Most of the beneficiary communities led by their chiefs have also begun constituting taskforce in to help ensure that houses that do not have public place of convenience do so.
There is also the promotion of education among parents on the need to patronise the services of the Birth and Death Registry for the registration of their newborn babies and also form committees to prevent child marriage as well as ensure that women in labour attend antenatal and postnatal health services and to also deliver at medical facilities.
The beneficiary communities unlike before are now actively engaged in the promotion of early enrolment and retention of children in schools and also advocating positive discipline in schools instead of corporal punishment.
Knowledge on the importance and standards of routine immunisation among mothers has also increased in the 80 beneficiary communities the NGO operates.
“The drama has shown us that, as pregnant women we must make at least five visits to the health centres and make sure we take our tetanus injections to avoid infecting our babies.
“Now I even ask the nurses and encourage my coleagues to do same,” Madam Asafisatu Dasmani, a pregnant woman from Kpinpanyun in the Garu-Tempane District said.
Speaking to group of journalists during monitoring visits to the communities by the NGO to assess the impact the project was making, the paramount chiefs of the beneficiary communities lauded the NGO and UNICEF for the project and said the project had re-awakened them to provide the leadership roles to abolish negative cultural practices that are enemy to progress.
For instance the Paramount Chief of Katiu Pe Ayikode Zangwio Atoge IV, said: “I am deeply concerned about the spate of child marriage and open defecation.”
He had constituted a taskforce and committees to help stop the phenomena.
Other chiefs and opinion leaders have taken similar stand to end the social canker.
The Executive Director of RISE-Ghana, Mr Awal Ahmed Kariama, explained that the one year project supported by UNICEF through its Communication for Development and Child Protection programme section places emphasis on shifting from awareness creation to behaviour change.
He also shares the belief that the active involvement of traditional leaders who are the custodians of culture and the community would help do the trick.
Mr Kariama stated that some of the districts in the Region performed badly per the District League Table conducted by UNICEF and CDD-Ghana.
He said in 2016, the Kassena-Nankana West District scored 1.4 per cent of 112 communities on sanitation, indicating that only two communities were declared open defecation free.
The Executive Director who mentioned that the situation was not different from Skilled Delivery and Education.
“When parents understand that simple things like early enrolment and birth registration which don’t require money to do can protect children and reduce poverty, they will change their behaviors.

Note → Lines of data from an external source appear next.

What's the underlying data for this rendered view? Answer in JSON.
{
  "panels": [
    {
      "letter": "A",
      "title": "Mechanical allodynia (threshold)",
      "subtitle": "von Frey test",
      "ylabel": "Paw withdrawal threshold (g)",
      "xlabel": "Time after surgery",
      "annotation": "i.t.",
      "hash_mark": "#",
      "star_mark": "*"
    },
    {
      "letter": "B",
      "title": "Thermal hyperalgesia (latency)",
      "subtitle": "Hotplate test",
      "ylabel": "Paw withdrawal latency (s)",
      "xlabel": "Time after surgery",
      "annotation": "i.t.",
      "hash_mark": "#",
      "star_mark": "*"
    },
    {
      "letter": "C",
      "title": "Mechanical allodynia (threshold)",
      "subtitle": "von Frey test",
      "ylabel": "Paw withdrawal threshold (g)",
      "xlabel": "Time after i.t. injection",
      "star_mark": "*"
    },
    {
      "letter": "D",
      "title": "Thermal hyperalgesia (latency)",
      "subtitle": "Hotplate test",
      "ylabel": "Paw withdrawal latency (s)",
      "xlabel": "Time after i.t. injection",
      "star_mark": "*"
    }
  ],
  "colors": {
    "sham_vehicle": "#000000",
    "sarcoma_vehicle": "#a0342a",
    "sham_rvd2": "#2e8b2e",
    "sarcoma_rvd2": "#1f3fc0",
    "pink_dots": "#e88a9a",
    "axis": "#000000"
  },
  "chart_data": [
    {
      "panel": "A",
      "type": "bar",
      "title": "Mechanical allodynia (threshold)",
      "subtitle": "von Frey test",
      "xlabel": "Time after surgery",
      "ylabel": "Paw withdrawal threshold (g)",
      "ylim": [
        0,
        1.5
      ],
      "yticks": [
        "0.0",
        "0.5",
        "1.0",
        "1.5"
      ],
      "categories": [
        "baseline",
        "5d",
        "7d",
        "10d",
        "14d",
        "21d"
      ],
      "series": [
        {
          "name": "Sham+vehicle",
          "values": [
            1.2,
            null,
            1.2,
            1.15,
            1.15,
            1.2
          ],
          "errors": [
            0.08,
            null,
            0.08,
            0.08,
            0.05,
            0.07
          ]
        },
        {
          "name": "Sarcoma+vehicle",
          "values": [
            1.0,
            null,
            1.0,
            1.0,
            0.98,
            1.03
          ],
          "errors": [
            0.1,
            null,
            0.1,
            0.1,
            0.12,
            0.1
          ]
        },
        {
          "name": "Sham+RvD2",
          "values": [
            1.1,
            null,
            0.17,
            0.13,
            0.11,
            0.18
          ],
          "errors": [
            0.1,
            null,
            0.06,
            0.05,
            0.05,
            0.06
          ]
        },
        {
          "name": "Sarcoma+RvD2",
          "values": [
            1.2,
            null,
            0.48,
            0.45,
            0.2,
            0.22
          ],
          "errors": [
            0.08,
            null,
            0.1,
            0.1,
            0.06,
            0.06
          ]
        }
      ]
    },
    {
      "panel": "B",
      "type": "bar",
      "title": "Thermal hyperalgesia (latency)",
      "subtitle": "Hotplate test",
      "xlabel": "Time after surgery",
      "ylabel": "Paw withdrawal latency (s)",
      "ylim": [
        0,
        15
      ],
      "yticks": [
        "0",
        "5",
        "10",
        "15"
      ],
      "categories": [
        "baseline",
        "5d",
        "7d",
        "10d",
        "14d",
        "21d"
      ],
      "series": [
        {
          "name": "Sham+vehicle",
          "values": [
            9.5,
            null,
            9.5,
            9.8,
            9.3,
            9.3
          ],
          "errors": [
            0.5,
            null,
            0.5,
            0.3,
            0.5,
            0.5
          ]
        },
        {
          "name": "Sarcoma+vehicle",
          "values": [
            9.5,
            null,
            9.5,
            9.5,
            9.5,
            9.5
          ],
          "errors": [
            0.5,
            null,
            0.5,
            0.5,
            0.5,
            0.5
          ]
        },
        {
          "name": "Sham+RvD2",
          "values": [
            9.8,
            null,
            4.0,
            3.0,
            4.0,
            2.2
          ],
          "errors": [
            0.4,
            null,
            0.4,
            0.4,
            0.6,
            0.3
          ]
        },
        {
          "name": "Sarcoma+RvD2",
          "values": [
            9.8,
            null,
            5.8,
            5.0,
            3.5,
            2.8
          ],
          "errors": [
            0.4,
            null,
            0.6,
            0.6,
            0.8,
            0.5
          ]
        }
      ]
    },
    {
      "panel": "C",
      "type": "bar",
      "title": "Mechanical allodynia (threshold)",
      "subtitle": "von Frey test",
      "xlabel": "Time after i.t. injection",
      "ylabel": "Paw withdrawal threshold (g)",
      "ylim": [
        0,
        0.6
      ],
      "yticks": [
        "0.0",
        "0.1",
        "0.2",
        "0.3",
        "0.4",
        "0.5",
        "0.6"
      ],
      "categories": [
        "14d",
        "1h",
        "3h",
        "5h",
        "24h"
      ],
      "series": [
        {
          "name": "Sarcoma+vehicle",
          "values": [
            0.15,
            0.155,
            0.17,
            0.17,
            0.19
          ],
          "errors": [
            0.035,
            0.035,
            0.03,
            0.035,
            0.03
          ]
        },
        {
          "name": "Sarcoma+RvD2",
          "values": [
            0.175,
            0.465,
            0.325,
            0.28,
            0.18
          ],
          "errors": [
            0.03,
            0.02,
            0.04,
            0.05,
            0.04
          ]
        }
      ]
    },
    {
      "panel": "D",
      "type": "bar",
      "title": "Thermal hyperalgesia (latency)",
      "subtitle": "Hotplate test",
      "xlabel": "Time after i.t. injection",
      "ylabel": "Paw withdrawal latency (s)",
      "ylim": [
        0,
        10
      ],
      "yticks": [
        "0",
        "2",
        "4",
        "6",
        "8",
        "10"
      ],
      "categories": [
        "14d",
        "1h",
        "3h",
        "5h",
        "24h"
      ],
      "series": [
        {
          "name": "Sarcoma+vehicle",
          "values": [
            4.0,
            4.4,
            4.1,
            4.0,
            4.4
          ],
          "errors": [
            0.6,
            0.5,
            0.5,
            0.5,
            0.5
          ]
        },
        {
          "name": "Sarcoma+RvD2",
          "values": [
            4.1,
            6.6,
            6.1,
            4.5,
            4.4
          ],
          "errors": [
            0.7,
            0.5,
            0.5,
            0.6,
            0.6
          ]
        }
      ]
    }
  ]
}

“Our team is proud to partner UNICEF to achieve that desired change of mind-set,” Mr Kariama indicated.
He stated that failure to eliminate negative cultural practices could make it difficult if not impossible for Ghana to attain the
Sustainable Development Goals.
Mr Kariama appealed to other civil society organisations, district assemblies, religious and traditional leaders as well as the media to join the crusade in campaigning against negative cultural practices that hinder development.
Whilst commending the NGO and UNICEF for the intervention, C4D model in every facet of development, be it health, education, agriculture and the natural resource management is paramount and failure to adopt it in development is a recipe for failure.
People are the centre of development and they cannot be ignored when implementing policies and programmes.
The transformation of lives of the people could be better if they are fully engaged in the development process.